Fast and Feature-Complete Differentiable Physics for Articulated Rigid Bodies with Contact
Keenon Werling, Dalton Omens, Jeongseok Lee, Ioannis Exarchos, C. Karen Liu
TL;DR
The paper introduces Nimble, a fast differentiable physics engine that extends DART to compute analytical gradients for Lagrangian articulated rigid-body dynamics with hard contact constraints. It achieves this by a sparse, QP-free differentiation of the linear complementarity problem that governs contact impulses, complemented by efficient, geometry-aware gradients for collision contacts and an elastic-time collision approximation to preserve gradient quality through bounces. It also tackles learning-time challenges by proposing subgradient strategies to escape saddle points and by stabilizing LCP solutions to ensure consistent gradient behavior. Empirical results show significant speedups over finite-difference methods and demonstrate robust gradient-driven optimization in contact-rich scenarios, enabling real-time or near-real-time differentiable simulations on complex robotic systems.
Abstract
We present a fast and feature-complete differentiable physics engine, Nimble (nimblephysics.org), that supports Lagrangian dynamics and hard contact constraints for articulated rigid body simulation.
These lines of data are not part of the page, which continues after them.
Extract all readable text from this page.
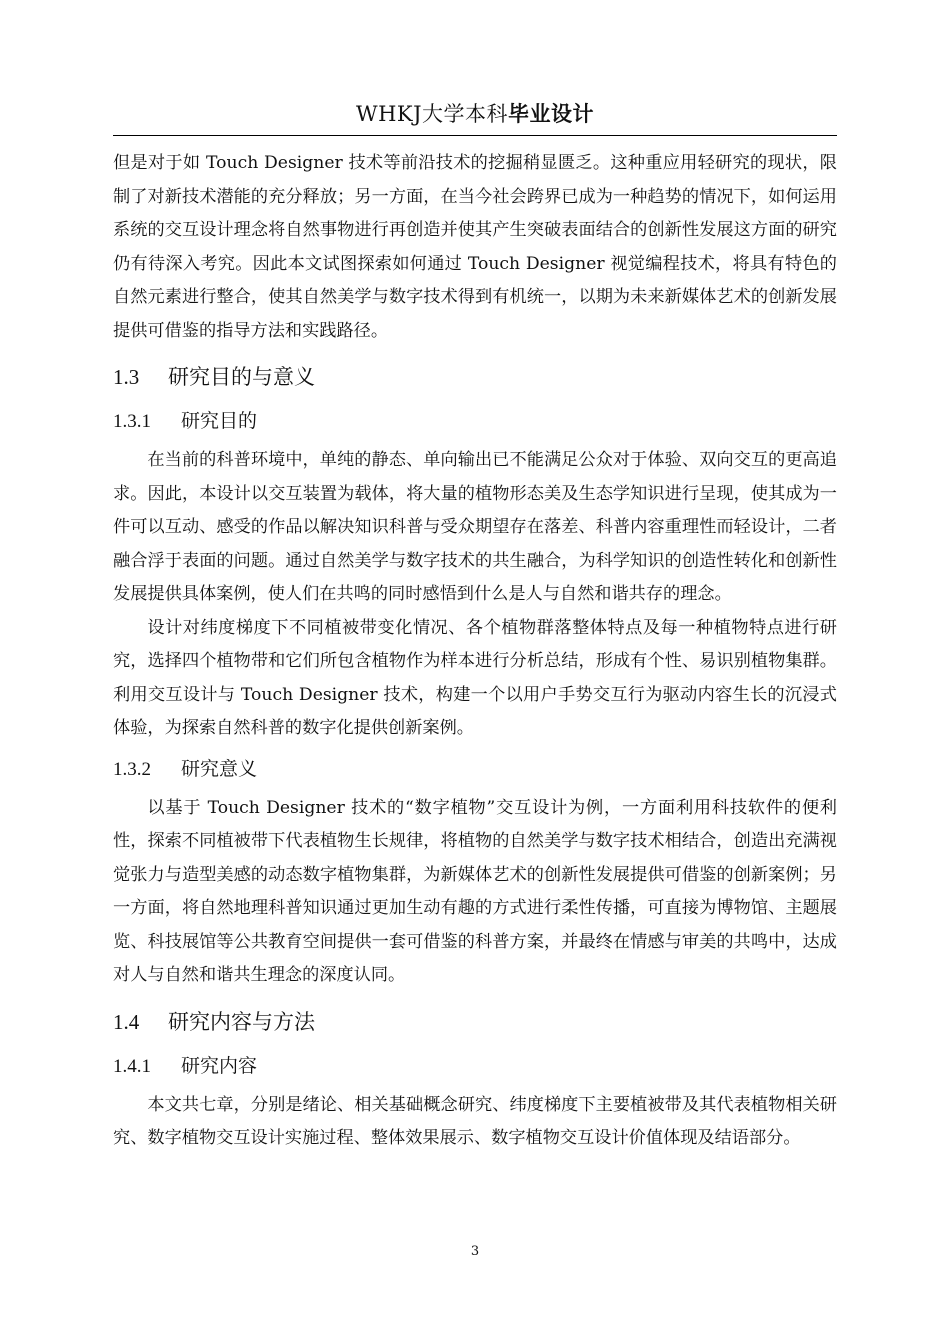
WHKJ大学本科毕业设计

但是对于如 Touch Designer 技术等前沿技术的挖掘稍显匮乏。这种重应用轻研究的现状，限制了对新技术潜能的充分释放；另一方面，在当今社会跨界已成为一种趋势的情况下，如何运用系统的交互设计理念将自然事物进行再创造并使其产生突破表面结合的创新性发展这方面的研究仍有待深入考究。因此本文试图探索如何通过 Touch Designer 视觉编程技术，将具有特色的自然元素进行整合，使其自然美学与数字技术得到有机统一，以期为未来新媒体艺术的创新发展提供可借鉴的指导方法和实践路径。

1.3 研究目的与意义
1.3.1 研究目的

在当前的科普环境中，单纯的静态、单向输出已不能满足公众对于体验、双向交互的更高追求。因此，本设计以交互装置为载体，将大量的植物形态美及生态学知识进行呈现，使其成为一件可以互动、感受的作品以解决知识科普与受众期望存在落差、科普内容重理性而轻设计，二者融合浮于表面的问题。通过自然美学与数字技术的共生融合，为科学知识的创造性转化和创新性发展提供具体案例，使人们在共鸣的同时感悟到什么是人与自然和谐共存的理念。

设计对纬度梯度下不同植被带变化情况、各个植物群落整体特点及每一种植物特点进行研究，选择四个植物带和它们所包含植物作为样本进行分析总结，形成有个性、易识别植物集群。利用交互设计与 Touch Designer 技术，构建一个以用户手势交互行为驱动内容生长的沉浸式体验，为探索自然科普的数字化提供创新案例。

1.3.2 研究意义

以基于 Touch Designer 技术的“数字植物”交互设计为例，一方面利用科技软件的便利性，探索不同植被带下代表植物生长规律，将植物的自然美学与数字技术相结合，创造出充满视觉张力与造型美感的动态数字植物集群，为新媒体艺术的创新性发展提供可借鉴的创新案例；另一方面，将自然地理科普知识通过更加生动有趣的方式进行柔性传播，可直接为博物馆、主题展览、科技展馆等公共教育空间提供一套可借鉴的科普方案，并最终在情感与审美的共鸣中，达成对人与自然和谐共生理念的深度认同。

1.4 研究内容与方法
1.4.1 研究内容

本文共七章，分别是绪论、相关基础概念研究、纬度梯度下主要植被带及其代表植物相关研究、数字植物交互设计实施过程、整体效果展示、数字植物交互设计价值体现及结语部分。

3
Our differentiable physics engine offers a complete set of features that are typically only available in non-differentiable physics simulators commonly used by robotics applications. We solve contact constraints precisely using linear complementarity problems (LCPs). We present efficient and novel analytical gradients through the LCP formulation of inelastic contact that exploit the sparsity of the LCP solution. We support complex contact geometry, and gradients approximating continuous-time elastic collision. We also introduce a novel method to compute complementarity-aware gradients that help downstream optimization tasks avoid stalling in saddle points. We show that an implementation of this combination in an existing physics engine (DART) is capable of a 87x single-core speedup over finite-differencing in computing analytical Jacobians for a single timestep, while preserving all the expressiveness of original DART.